En esta correspondencia del alquimista Albert Poisson —prácticamente desconocida para el público— encontramos sugestivas referencias a ese fluido sutil que, según el autor, rodea y penetra todas las cosas. Poisson sugiere que el operador, una vez alcanza en su interior el conocimiento necesario, sería capaz de proyectar o comunicar ese influjo a la sustancia sobre la cual trabaja.
No insistiré aquí en mi propia opinión acerca de tal concepción, que parece situarse en esa frontera delicada donde lo metafísico roza lo físico; dejo al lector la tarea de juzgarla por sí mismo.
Lo verdaderamente importante es que el autor aborda una cuestión esencial para la realización de la Obra: la animación de la sustancia metálica.

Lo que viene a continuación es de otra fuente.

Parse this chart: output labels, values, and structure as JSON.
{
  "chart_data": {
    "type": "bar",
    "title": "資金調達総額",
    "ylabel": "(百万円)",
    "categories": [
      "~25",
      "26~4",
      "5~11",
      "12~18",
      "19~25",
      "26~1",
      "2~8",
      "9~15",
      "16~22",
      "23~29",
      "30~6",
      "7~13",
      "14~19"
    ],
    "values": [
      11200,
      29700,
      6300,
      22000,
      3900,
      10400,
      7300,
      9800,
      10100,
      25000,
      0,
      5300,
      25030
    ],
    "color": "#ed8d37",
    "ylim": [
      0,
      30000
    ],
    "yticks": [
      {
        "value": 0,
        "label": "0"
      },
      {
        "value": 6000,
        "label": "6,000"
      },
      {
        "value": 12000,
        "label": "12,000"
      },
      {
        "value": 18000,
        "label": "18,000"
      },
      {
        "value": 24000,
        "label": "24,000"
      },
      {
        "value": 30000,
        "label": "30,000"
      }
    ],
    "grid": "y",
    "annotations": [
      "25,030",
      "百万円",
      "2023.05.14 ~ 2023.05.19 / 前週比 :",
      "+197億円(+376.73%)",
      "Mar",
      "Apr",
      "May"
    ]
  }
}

Según esta doctrina, la materia, una vez sometida a cierta operación —que Poisson relaciona con el arqueo o principio vital— experimenta una transformación radical, volviéndose completamente distinta de lo que era en su estado inicial.
Esta idea no es nueva en la tradición hermética. Ya Ramon Llull había insinuado algo semejante en sus tratados, al describir la necesidad de vivificar la materia para que pueda entrar en el verdadero régimen filosófico.
Poisson retoma este principio y lo expone con notable claridad, haciendo de él uno de los puntos centrales de su reflexión. Y en efecto, si el lector logra captar el alcance de esta enseñanza, comprenderá que en ella se encuentra uno de los aspectos más decisivos —y también más sutiles— de toda la práctica alquímica.